The economy is struggling. Politicians say: government must act. How can I help? I know. For my new Fox News Special (airing Friday at 9pm EST), I destroy some things.
Last summer, the administration did just that. They paid people $3,000 to destroy their older car and buy a new one. President Obama said it was a success. How far can I carry his logic?
Some guitar makers are struggling. If destroying cars was good for the auto industry, then I’ll destroy some guitars!
Because I destroyed this guitar, they’ll have to create new ones. That’ll create jobs. Maybe Jimi Hendrix was trying to stimulate the guitar biz when he set his on fire in 1967.

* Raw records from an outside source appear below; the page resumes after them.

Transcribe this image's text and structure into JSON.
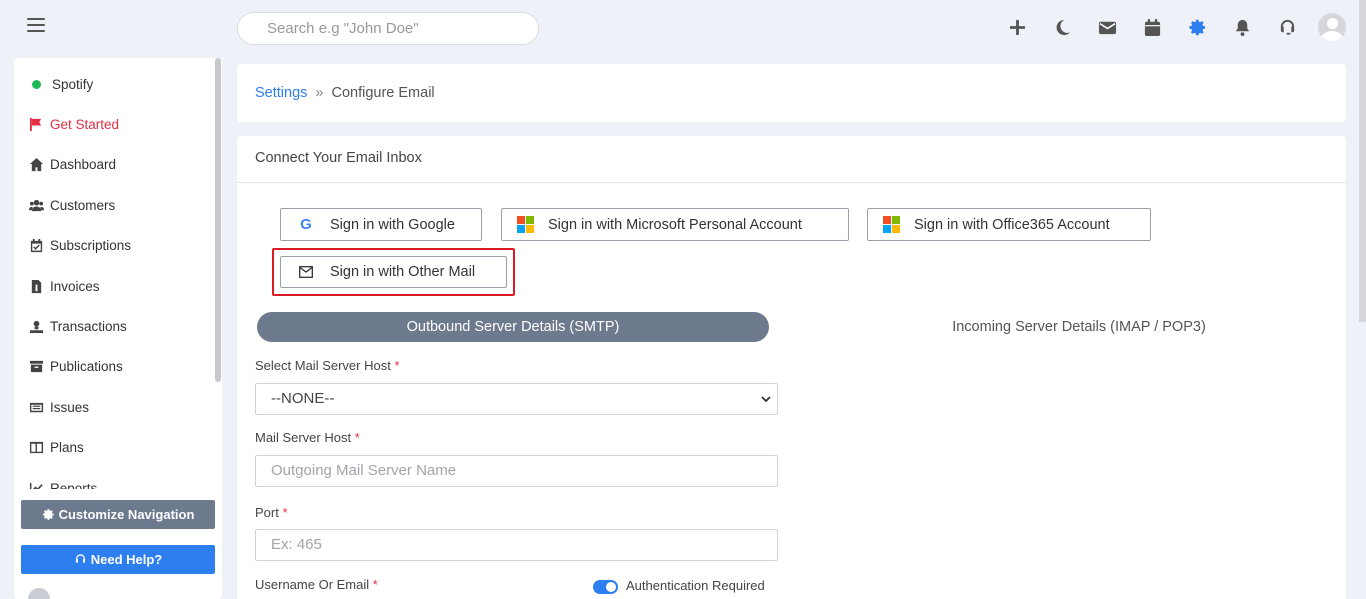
{
  "header": {
    "search_placeholder": "Search e.g \"John Doe\"",
    "icons": [
      "plus-icon",
      "moon-icon",
      "envelope-icon",
      "calendar-icon",
      "gear-icon",
      "bell-icon",
      "headset-icon",
      "user-avatar"
    ],
    "accent_color": "#2d7ff0"
  },
  "sidebar": {
    "items": [
      {
        "label": "Spotify",
        "icon": "spotify-dot"
      },
      {
        "label": "Get Started",
        "icon": "flag-icon"
      },
      {
        "label": "Dashboard",
        "icon": "home-icon"
      },
      {
        "label": "Customers",
        "icon": "users-icon"
      },
      {
        "label": "Subscriptions",
        "icon": "calendar-check-icon"
      },
      {
        "label": "Invoices",
        "icon": "invoice-icon"
      },
      {
        "label": "Transactions",
        "icon": "transactions-icon"
      },
      {
        "label": "Publications",
        "icon": "archive-icon"
      },
      {
        "label": "Issues",
        "icon": "issues-icon"
      },
      {
        "label": "Plans",
        "icon": "plans-icon"
      },
      {
        "label": "Reports",
        "icon": "chart-icon"
      }
    ],
    "customize_label": "Customize Navigation",
    "help_label": "Need Help?"
  },
  "breadcrumb": {
    "parent": "Settings",
    "separator": "»",
    "current": "Configure Email"
  },
  "card": {
    "title": "Connect Your Email Inbox",
    "google_label": "Sign in with Google",
    "microsoft_label": "Sign in with Microsoft Personal Account",
    "office365_label": "Sign in with Office365 Account",
    "other_mail_label": "Sign in with Other Mail",
    "tabs": [
      {
        "label": "Outbound Server Details (SMTP)",
        "active": true
      },
      {
        "label": "Incoming Server Details (IMAP / POP3)",
        "active": false
      }
    ],
    "form": {
      "select_host_label": "Select Mail Server Host",
      "select_host_value": "--NONE--",
      "host_label": "Mail Server Host",
      "host_placeholder": "Outgoing Mail Server Name",
      "port_label": "Port",
      "port_placeholder": "Ex: 465",
      "username_label": "Username Or Email",
      "auth_label": "Authentication Required",
      "required_mark": "*"
    }
  }
}
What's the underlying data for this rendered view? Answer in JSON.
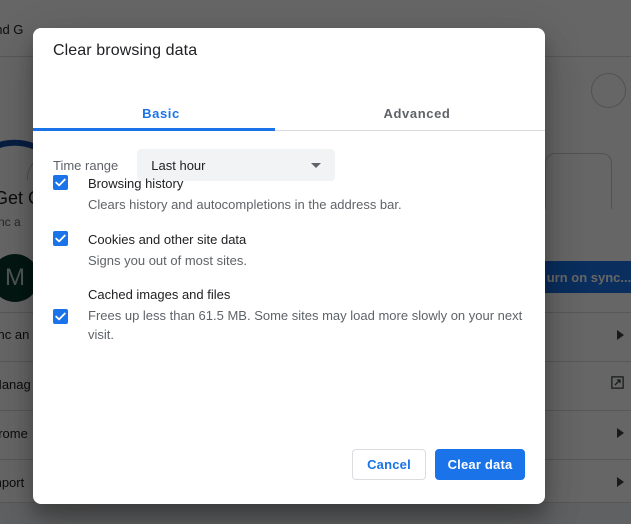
{
  "dialog": {
    "title": "Clear browsing data",
    "tabs": [
      {
        "label": "Basic",
        "active": true
      },
      {
        "label": "Advanced",
        "active": false
      }
    ],
    "time_range": {
      "label": "Time range",
      "value": "Last hour"
    },
    "options": [
      {
        "title": "Browsing history",
        "description": "Clears history and autocompletions in the address bar.",
        "checked": true
      },
      {
        "title": "Cookies and other site data",
        "description": "Signs you out of most sites.",
        "checked": true
      },
      {
        "title": "Cached images and files",
        "description": "Frees up less than 61.5 MB. Some sites may load more slowly on your next visit.",
        "checked": true
      }
    ],
    "footer": {
      "cancel_label": "Cancel",
      "confirm_label": "Clear data"
    }
  },
  "background": {
    "section_heading": "and G",
    "promo_title": "Get G",
    "promo_sub": "ync a",
    "avatar_letter": "M",
    "sync_button_label": "urn on sync...",
    "rows": [
      "ync an",
      "Manag",
      "hrome",
      "mport"
    ]
  },
  "colors": {
    "accent": "#1a73e8",
    "text_primary": "#202124",
    "text_secondary": "#5f6368",
    "divider": "#dadce0",
    "field_bg": "#f1f3f4",
    "avatar_bg": "#0b3b2e"
  }
}
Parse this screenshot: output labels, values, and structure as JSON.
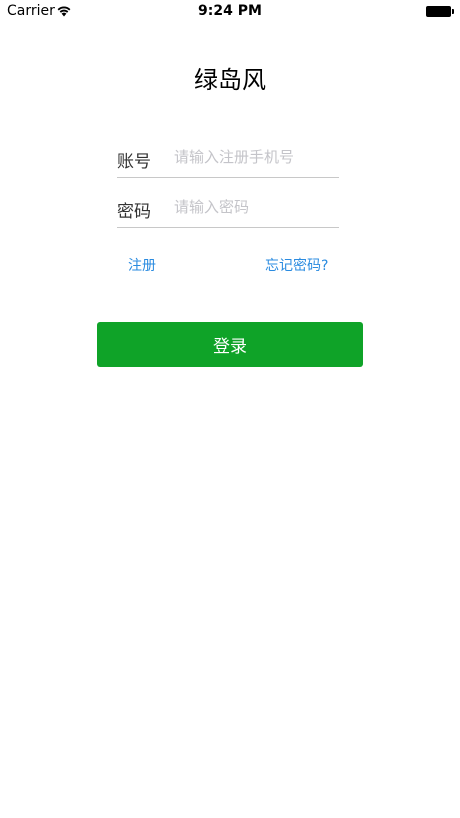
{
  "status_bar": {
    "carrier": "Carrier",
    "time": "9:24 PM"
  },
  "app": {
    "title": "绿岛风"
  },
  "form": {
    "account": {
      "label": "账号",
      "placeholder": "请输入注册手机号",
      "value": ""
    },
    "password": {
      "label": "密码",
      "placeholder": "请输入密码",
      "value": ""
    }
  },
  "links": {
    "register": "注册",
    "forgot_password": "忘记密码?"
  },
  "actions": {
    "login_label": "登录"
  },
  "colors": {
    "accent": "#0fa328",
    "link": "#2a8be0",
    "divider": "#c8c8c8"
  }
}
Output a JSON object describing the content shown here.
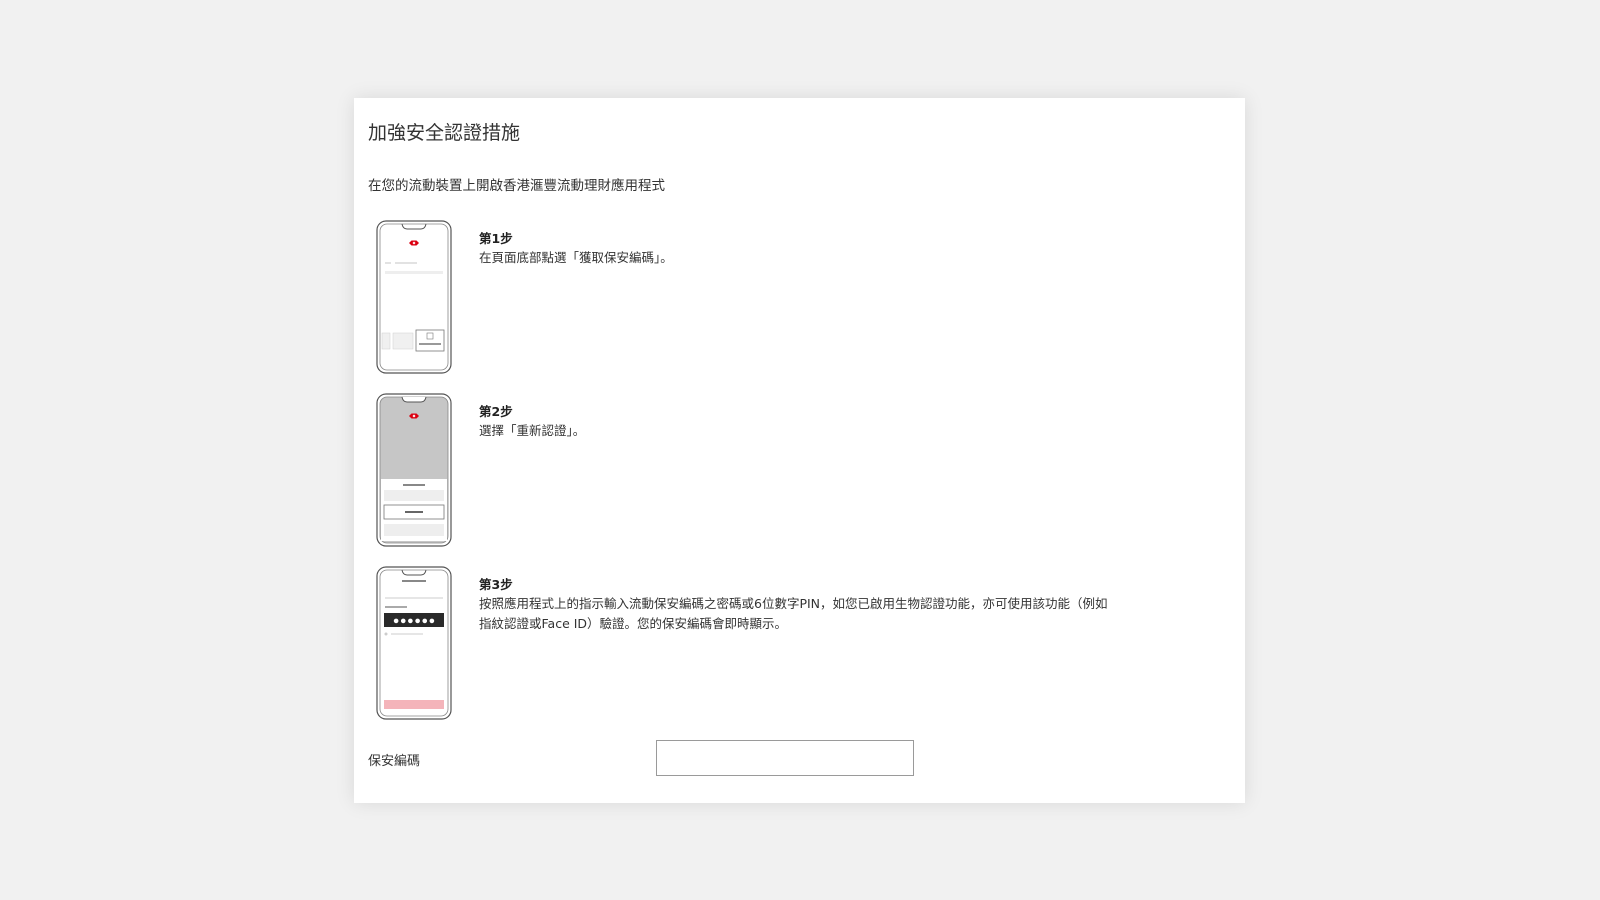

If destroying stuff is good for the economy, I wonder how much wealth I could create by causing an earthquake. It seems crazy to imagine a disaster like the Haitian earthquake could help an economy, but some people actually do imagine that. After the quake, Nancy Pelosi said: “I think that this can be an opportunity for a real boom economy in Haiti.” Likewise, after 9/11, Paul Krugman wrote in the NYT that:
The terror attack … could even do some economic good … Now, all of a sudden, we need some new office buildings … rebuilding will generate at least some increase in business spending.
People believe that nonsense because they can see the rebuilding, just as they can see showrooms buzzing with new sales from Cash for Clunkers. But Cato Institute’s David Boaz points out that: “What you can’t see is what people would have bought if the government wasn’t subsidizing the purchase of cars. Maybe they would have bought computers. Maybe they would have added a room on to their house. Maybe they would have put the money in their savings account to save for college. It’s very hard to see what isn’t done.”
Right. And politicians always favor the seen over those hard-to-see unintended consequences.